Kökeni Dersim’in Ovacık İlçesine bağlı olan Ziyaret köyüne dayanmaktadır. Maksudan Aşireti’ndendir. Soyu Munzur Baba’ya dayanmaktadır, bu nedenle aile lakapları Munzuroğulları’dır. Maksudan Aşireti, 1902’de Müşir İzzet Paşa’nın birlikleriyle savaştı. Maksudan Aşireti yenilgiye uğrayınca, Sivas’ın Kangal ilçesine sürüldüler ve Yellice Köyü’ne yerleşirler. Soyadı yasası çıktığında Timuroğlu’nun babası Hüseyin Bey, Munzuroğulları soyadını almak ister, ancak nüfus memuru ağa, bey, paşa gibi kökleri olanlara bu türden soyadı verilemeyeceğini söylediğinden alamaz. Vecihi Timuroğlu, bunun için: “Munzuroğulları soyundan gelenlerin kökleri zenginliğe dayanmamaktadır. Toprakları yoktur emekçidirler ve eşkıyalıktan geçinirlerdi.” der.
Cumhuriyet’in toplumsal başarısı için yaşamı boyunca çalışmış ve çocuklarını da o doğrultuda yetiştirmiş bir adamın oğlu olmak, Timuroğlu’nun karakterine yön verir. Cumhuriyet aşkı, halk için çalışma, halkın sorunlarına çözüm bulma, toplumsal olaylara tepki verme ve çözüm üretme, devrimci kişilik ve davranış gibi özellikleri, küçük yaşta kazanır.
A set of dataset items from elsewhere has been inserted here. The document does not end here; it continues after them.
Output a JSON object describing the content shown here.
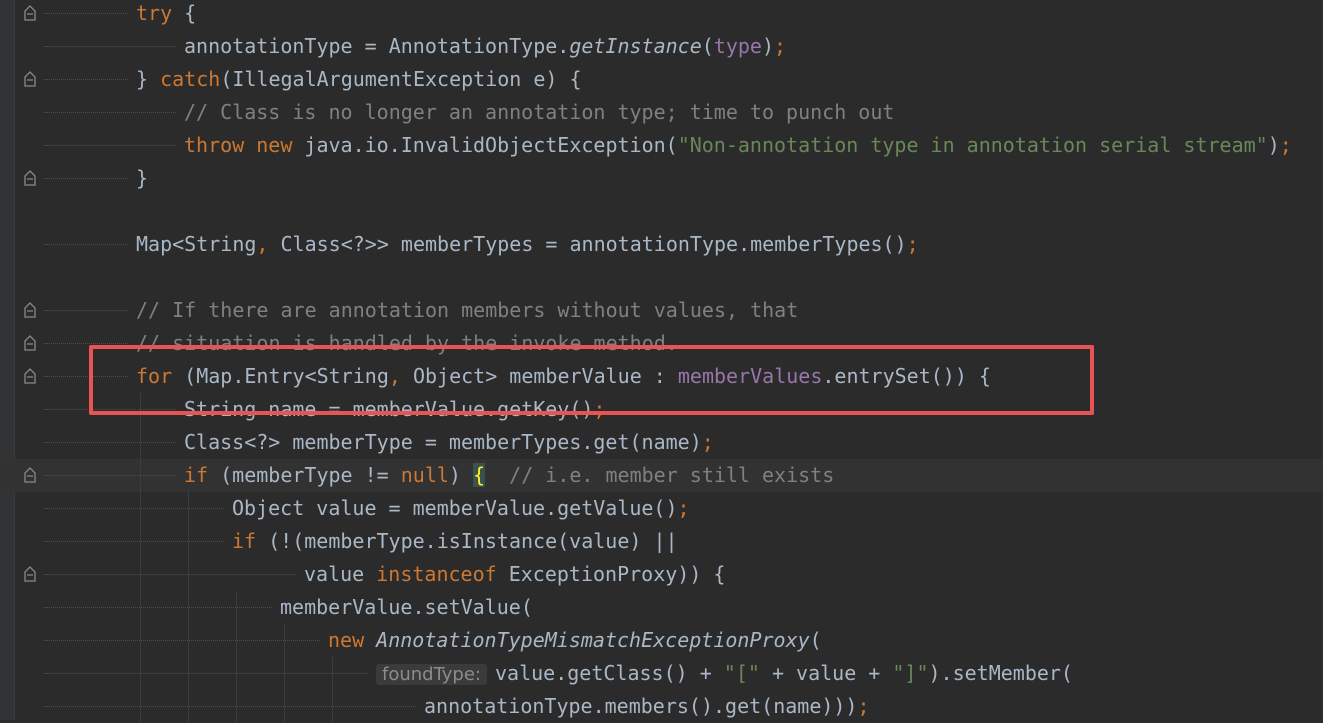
{
  "editor": {
    "lines": [
      {
        "indent": 0,
        "fold": true,
        "tokens": [
          {
            "t": "try",
            "c": "kw"
          },
          {
            "t": " {"
          }
        ]
      },
      {
        "indent": 1,
        "fold": false,
        "tokens": [
          {
            "t": "annotationType = AnnotationType."
          },
          {
            "t": "getInstance",
            "c": "it"
          },
          {
            "t": "("
          },
          {
            "t": "type",
            "c": "field"
          },
          {
            "t": ")"
          },
          {
            "t": ";",
            "c": "kw"
          }
        ]
      },
      {
        "indent": 0,
        "fold": true,
        "tokens": [
          {
            "t": "} "
          },
          {
            "t": "catch",
            "c": "kw"
          },
          {
            "t": "(IllegalArgumentException e) {"
          }
        ]
      },
      {
        "indent": 1,
        "fold": false,
        "tokens": [
          {
            "t": "// Class is no longer an annotation type; time to punch out",
            "c": "cmt"
          }
        ]
      },
      {
        "indent": 1,
        "fold": false,
        "tokens": [
          {
            "t": "throw new",
            "c": "kw"
          },
          {
            "t": " java.io.InvalidObjectException("
          },
          {
            "t": "\"Non-annotation type in annotation serial stream\"",
            "c": "str"
          },
          {
            "t": ")"
          },
          {
            "t": ";",
            "c": "kw"
          }
        ]
      },
      {
        "indent": 0,
        "fold": true,
        "tokens": [
          {
            "t": "}"
          }
        ]
      },
      {
        "indent": 0,
        "fold": false,
        "tokens": []
      },
      {
        "indent": 0,
        "fold": false,
        "tokens": [
          {
            "t": "Map<String"
          },
          {
            "t": ",",
            "c": "kw"
          },
          {
            "t": " Class<?>> memberTypes = annotationType.memberTypes()"
          },
          {
            "t": ";",
            "c": "kw"
          }
        ]
      },
      {
        "indent": 0,
        "fold": false,
        "tokens": []
      },
      {
        "indent": 0,
        "fold": true,
        "tokens": [
          {
            "t": "// If there are annotation members without values, that",
            "c": "cmt"
          }
        ]
      },
      {
        "indent": 0,
        "fold": true,
        "tokens": [
          {
            "t": "// situation is handled by the invoke method.",
            "c": "cmt"
          }
        ]
      },
      {
        "indent": 0,
        "fold": true,
        "tokens": [
          {
            "t": "for",
            "c": "kw"
          },
          {
            "t": " (Map.Entry<String"
          },
          {
            "t": ",",
            "c": "kw"
          },
          {
            "t": " Object> memberValue : "
          },
          {
            "t": "memberValues",
            "c": "field"
          },
          {
            "t": ".entrySet()) {"
          }
        ]
      },
      {
        "indent": 1,
        "fold": false,
        "tokens": [
          {
            "t": "String name = memberValue.getKey()"
          },
          {
            "t": ";",
            "c": "kw"
          }
        ]
      },
      {
        "indent": 1,
        "fold": false,
        "tokens": [
          {
            "t": "Class<?> memberType = memberTypes.get(name)"
          },
          {
            "t": ";",
            "c": "kw"
          }
        ]
      },
      {
        "indent": 1,
        "fold": true,
        "current": true,
        "tokens": [
          {
            "t": "if",
            "c": "kw"
          },
          {
            "t": " (memberType != "
          },
          {
            "t": "null",
            "c": "kw"
          },
          {
            "t": ") "
          },
          {
            "t": "{",
            "c": "brace"
          },
          {
            "t": "  "
          },
          {
            "t": "// i.e. member still exists",
            "c": "cmt"
          }
        ]
      },
      {
        "indent": 2,
        "fold": false,
        "tokens": [
          {
            "t": "Object value = memberValue.getValue()"
          },
          {
            "t": ";",
            "c": "kw"
          }
        ]
      },
      {
        "indent": 2,
        "fold": false,
        "tokens": [
          {
            "t": "if",
            "c": "kw"
          },
          {
            "t": " (!(memberType.isInstance(value) ||"
          }
        ]
      },
      {
        "indent": 3.5,
        "fold": true,
        "tokens": [
          {
            "t": "value "
          },
          {
            "t": "instanceof",
            "c": "kw"
          },
          {
            "t": " ExceptionProxy)) {"
          }
        ]
      },
      {
        "indent": 3,
        "fold": false,
        "tokens": [
          {
            "t": "memberValue.setValue("
          }
        ]
      },
      {
        "indent": 4,
        "fold": false,
        "tokens": [
          {
            "t": "new",
            "c": "kw"
          },
          {
            "t": " "
          },
          {
            "t": "AnnotationTypeMismatchExceptionProxy",
            "c": "it"
          },
          {
            "t": "("
          }
        ]
      },
      {
        "indent": 5,
        "fold": false,
        "tokens": [
          {
            "t": "foundType:",
            "c": "hint"
          },
          {
            "t": "value.getClass() + "
          },
          {
            "t": "\"[\"",
            "c": "str"
          },
          {
            "t": " + value + "
          },
          {
            "t": "\"]\"",
            "c": "str"
          },
          {
            "t": ").setMember("
          }
        ]
      },
      {
        "indent": 6,
        "fold": false,
        "tokens": [
          {
            "t": "annotationType.members().get(name)))"
          },
          {
            "t": ";",
            "c": "kw"
          }
        ]
      }
    ]
  },
  "highlight": {
    "color": "#e85454"
  }
}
Babası Hüseyin Bey’in Vecihi beş yaşındayken Diyarbakır’ın Çermik İlçesine Özel İdare Memuru olarak atanmasından dolayı Timuroğlu ilkokula Diyarbakır’da başlar. Vecihi, 3. sınıftayken “Babam Topçu Ben Ateş” şiirini kürsüde okuyup, ardından program dışı özgün bir şekilde konuşmaya devam edince kaymakam tarafından kürsüden indirilmesini emredilir. Ancak öğretmeni buna engel olur, engel olunca da başka bir yere sürülür. Yerine gelen Raziye Hanım da veremden ölünce okula gitmek istemeyen oğlunu, babası Elazığ’da yaşayan halasının yanına gönderir.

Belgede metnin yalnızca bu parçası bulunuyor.